The financial impact of liquid carryover
The cost of liquid carryover in gas pipelines is significant for all stakeholders, from gas suppliers to end-users like power stations. Liquids such as natural gas liquids (NGLs), compressor oil, or glycol, when undetected, can wreak havoc on systems, increase maintenance costs, and lead to substantial financial losses. For example, power stations dependent on natural gas turbines suffer when liquid carryover blocks fuel nozzles, causing imbalances in fuel burn and operational failures.
The losses compound further when considering the sheer volume of liquids escaping detection. Just 0.1% of liquid volume fraction in a 100 million f3/d gas stream could translate to over 10 000 gal./d of NGLs lost equating to millions of dollars in revenue losses annually. This is particularly problematic when conventional hydrocarbon dewpoint readings suggest the gas is dry, yet substantial mist or liquid flow is visibly present within the pipeline.

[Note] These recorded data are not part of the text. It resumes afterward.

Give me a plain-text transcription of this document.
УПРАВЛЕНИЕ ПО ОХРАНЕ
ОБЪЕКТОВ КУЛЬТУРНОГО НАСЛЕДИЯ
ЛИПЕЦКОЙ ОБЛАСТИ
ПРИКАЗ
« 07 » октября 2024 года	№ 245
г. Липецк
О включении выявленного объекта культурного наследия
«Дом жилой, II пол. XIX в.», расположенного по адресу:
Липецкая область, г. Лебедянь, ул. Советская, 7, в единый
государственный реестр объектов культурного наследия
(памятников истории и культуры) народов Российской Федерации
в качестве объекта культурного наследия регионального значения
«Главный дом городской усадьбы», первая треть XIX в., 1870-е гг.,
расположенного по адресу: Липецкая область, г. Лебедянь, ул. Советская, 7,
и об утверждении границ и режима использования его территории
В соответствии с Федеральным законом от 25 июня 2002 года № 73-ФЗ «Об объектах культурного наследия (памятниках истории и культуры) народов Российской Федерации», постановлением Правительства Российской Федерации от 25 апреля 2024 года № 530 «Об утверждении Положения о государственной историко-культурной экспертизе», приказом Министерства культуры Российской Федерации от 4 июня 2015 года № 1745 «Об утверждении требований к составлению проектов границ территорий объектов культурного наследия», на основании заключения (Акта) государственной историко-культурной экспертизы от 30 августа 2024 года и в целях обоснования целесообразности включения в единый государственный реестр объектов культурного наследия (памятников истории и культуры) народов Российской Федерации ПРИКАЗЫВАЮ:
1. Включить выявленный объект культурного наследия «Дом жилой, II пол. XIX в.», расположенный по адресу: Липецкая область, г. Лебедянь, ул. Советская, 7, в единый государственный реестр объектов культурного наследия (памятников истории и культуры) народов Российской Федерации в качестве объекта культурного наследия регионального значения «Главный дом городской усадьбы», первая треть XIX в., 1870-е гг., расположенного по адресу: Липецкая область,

Hydrocarbon dewpoint’s inaccuracy in real-world conditions
Recent work has highlighted the inconsistency of hydrocarbon dew point calculations. This wide discrepancy demonstrates that the hydrocarbon dew point alone is not a reliable indicator presence of liquid in gas. Moreover, gas sampling techniques outlined in API 14.1 and ISO 10715 specifically exclude two phase flow, which further complicates accurate gas quality assessments for its dewpoint and calorific value (Btu).
Adding to this complexity is the fact that even small amounts of heavy hydrocarbons can create major operational challenges. It was shown by Embry and May that as little as three parts per billion (PPB) of heavy hydrocarbons can create excessive pressure drop across an LNG heat exchanger within 30 days, leading to expensive operational downtime.